Drittens scheint der Wildschweinzaun jetzt schon sehr fragwürdiges Gedankengut zu inspirieren: So animierte er den dänischen Politiker Kenneth Kristensen Berth der Dänischen Volkspartei zu der Aussage, dass es ihm zufolge doch schön wäre, wenn der Zaun noch höher wäre und nicht nur Tiere davon abhalten würde, nach Dänemark zu kommen. Das finden wir erschreckend und wollen wir so nicht stehen lassen.

Wie ist die Idee zustande gekommen, den Protest so bunt umzusetzen, wie er heute ist?

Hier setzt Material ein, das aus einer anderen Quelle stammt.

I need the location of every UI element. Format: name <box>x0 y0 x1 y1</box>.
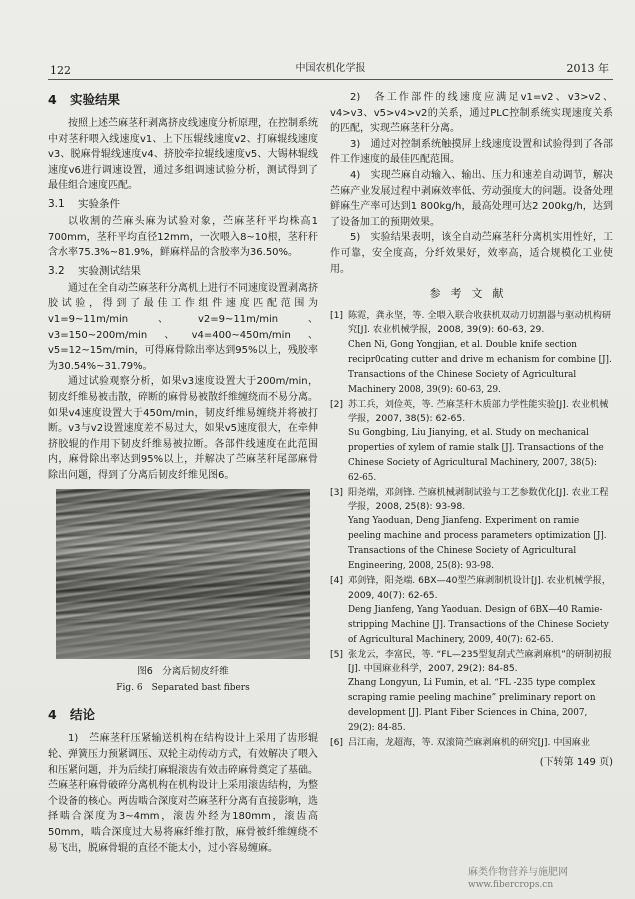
reference-item: [3] 阳尧端，邓剑锋. 苎麻机械剥制试验与工艺参数优化[J]. 农业工程学报，2008, 25(8): 93-98. Yang Yaoduan, Deng Jianfeng. Experiment on ramie peeling machine and process parameters optimization [J]. Transactions of the Chinese Society of Agricultural Engineering, 2008, 25(8): 93-98. <box>330 486 609 572</box>
conditions-text: 以收割的苎麻头麻为试验对象，苎麻茎秆平均株高1 700mm，茎秆平均直径12mm，一次喂入8~10根，茎秆秆含水率75.3%~81.9%，鲜麻样品的含胶率为36.50%。 <box>48 215 318 259</box>
conclusion-5: 5) 实验结果表明，该全自动苎麻茎秆分离机实用性好，工作可靠，安全度高，分纤效果好，效率高，适合规模化工业使用。 <box>330 232 613 275</box>
separated-fibers-photo <box>56 489 310 659</box>
reference-item: [6] 吕江南，龙超海，等. 双滚筒苎麻剥麻机的研究[J]. 中国麻业 <box>330 737 591 749</box>
figure-caption-en: Fig. 6 Separated bast fibers <box>116 683 250 694</box>
page-number: 122 <box>50 64 71 77</box>
figure-caption-cn: 图6 分离后韧皮纤维 <box>137 666 229 678</box>
conclusion-4: 4) 实现苎麻自动输入、输出、压力和速差自动调节，解决苎麻产业发展过程中剥麻效率低、劳动强度大的问题。设备处理鲜麻生产率可达到1 800kg/h，最高处理可达2 200kg/h，达到了设备加工的预期效果。 <box>330 169 613 228</box>
conclusion-3: 3) 通过对控制系统触摸屏上线速度设置和试验得到了各部件工作速度的最佳匹配范围。 <box>330 138 613 166</box>
test-results-text-2: 通过试验观察分析，如果v3速度设置大于200m/min，韧皮纤维易被击散，碎断的麻骨易被散纤维缠绕而不易分离。如果v4速度设置大于450m/min，韧皮纤维易缠绕并将被打断。v3与v2设置速度差不易过大，如果v5速度很大，在牵伸挤胶辊的作用下韧皮纤维易被拉断。各部件线速度在此范围内，麻骨除出率达到95%以上，并解决了苎麻茎秆尾部麻骨除出问题，得到了分离后韧皮纤维见图6。 <box>48 376 318 481</box>
reference-item: [2] 苏工兵，刘俭英，等. 苎麻茎秆木质部力学性能实验[J]. 农业机械学报，2007, 38(5): 62-65. Su Gongbing, Liu Jianying, et al. Study on mechanical properties of xylem of ramie stalk [J]. Transactions of the Chinese Society of Agricultural Machinery, 2007, 38(5): 62-65. <box>330 398 609 483</box>
test-results-text-1: 通过在全自动苎麻茎秆分离机上进行不同速度设置剥离挤胶试验，得到了最佳工作组件速度匹配范围为v1=9~11m/min、v2=9~11m/min、v3=150~200m/min、v4=400~450m/min、v5=12~15m/min，可得麻骨除出率达到95%以上，残胶率为30.54%~31.79%。 <box>48 282 318 372</box>
year: 2013 年 <box>566 62 609 75</box>
conclusion-2: 2) 各工作部件的线速度应满足v1=v2、v3>v2、v4>v3、v5>v4>v2的关系，通过PLC控制系统实现速度关系的匹配，实现苎麻茎秆分离。 <box>330 92 613 135</box>
section-heading-results: 4 实验结果 <box>48 92 121 107</box>
journal-title: 中国农机化学报 <box>295 63 366 74</box>
conclusion-1: 1) 苎麻茎秆压紧输送机构在结构设计上采用了齿形辊轮、弹簧压力预紧调压、双轮主动传动方式，有效解决了喂入和压紧问题，并为后续打麻辊滚齿有效击碎麻骨奠定了基础。苎麻茎秆麻骨破碎分离机构在机构设计上采用滚齿结构，为整个设备的核心。两齿啮合深度对苎麻茎秆分离有直接影响，选择啮合深度为3~4mm，滚齿外经为180mm，滚齿高50mm，啮合深度过大易将麻纤维打散，麻骨被纤维缠绕不易飞出，脱麻骨辊的直径不能太小，过小容易缠麻。 <box>48 733 318 854</box>
right-column <box>330 90 613 768</box>
photo-floor <box>56 619 310 659</box>
reference-item: [1] 陈霓，龚永坚，等. 全喂入联合收获机双动刀切割器与驱动机构研究[J]. 农业机械学报，2008, 39(9): 60-63, 29. Chen Ni, Gong Yongjian, et al. Double knife section recipr0cating cutter and drive m echanism for combine [J]. Transactions of the Chinese Society of Agricultural Machinery 2008, 39(9): 60-63, 29. <box>330 310 612 395</box>
subsection-heading-test-results: 3.2 实验测试结果 <box>48 264 141 277</box>
left-column <box>48 90 318 856</box>
results-intro: 按照上述苎麻茎秆剥离挤皮线速度分析原理，在控制系统中对茎秆喂入线速度v1、上下压辊线速度v2、打麻辊线速度v3、脱麻骨辊线速度v4、挤胶牵拉辊线速度v5、大锡林辊线速度v6进行调速设置，通过多组调速试验分析，测试得到了最佳组合速度匹配。 <box>48 118 318 192</box>
references-heading: 参考文献 <box>429 287 514 301</box>
reference-item: [4] 邓剑锋，阳尧端. 6BX—40型苎麻剥制机设计[J]. 农业机械学报，2009, 40(7): 62-65. Deng Jianfeng, Yang Yaoduan. Design of 6BX—40 Ramie-stripping Machine [J]. Transactions of the Chinese Society of Agricultural Machinery, 2009, 40(7): 62-65. <box>330 575 612 645</box>
page-header <box>48 56 613 80</box>
watermark: 麻类作物营养与施肥网 www.fibercrops.cn <box>468 867 568 890</box>
section-heading-conclusion: 4 结论 <box>48 707 96 723</box>
continued-note: (下转第 149 页) <box>539 757 613 769</box>
subsection-heading-conditions: 3.1 实验条件 <box>48 197 120 210</box>
reference-item: [5] 张龙云，李富民，等. “FL—235型复刮式苎麻剥麻机”的研制初报[J]. 中国麻业科学，2007, 29(2): 84-85. Zhang Longyun, Li Fumin, et al. “FL -235 type complex scraping ramie peeling machine” preliminary report on development [J]. Plant Fiber Sciences in China, 2007, 29(2): 84-85. <box>330 648 612 734</box>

Es war uns gefühlt unmöglich, den Wildschweinzaun unkommentiert stehen zu lassen. Die gehäkelten Herzen, Blumen und Bommel, die Sprüche und die Plüschtiere – all das ist unsere Form des friedlichen Protests. Sie beschädigt den Zaun nicht, aber sie ist eben doch ein Statement für Liebe und Freundschaft und dafür, dass die Deutschen und Dän*innen in der Grenzregion sich nicht durch diese wirklich überflüssige und hässliche Symbolpolitik entzweien lassen wollen. Außerdem wollten wir den Protest so gestalten, dass jeder mitmachen kann, der die Idee unterstützt: Dekoration basteln macht Spaß und ist schon im Vorfeld ein Gemeinschaftserlebnis. Also passt alles zusammen.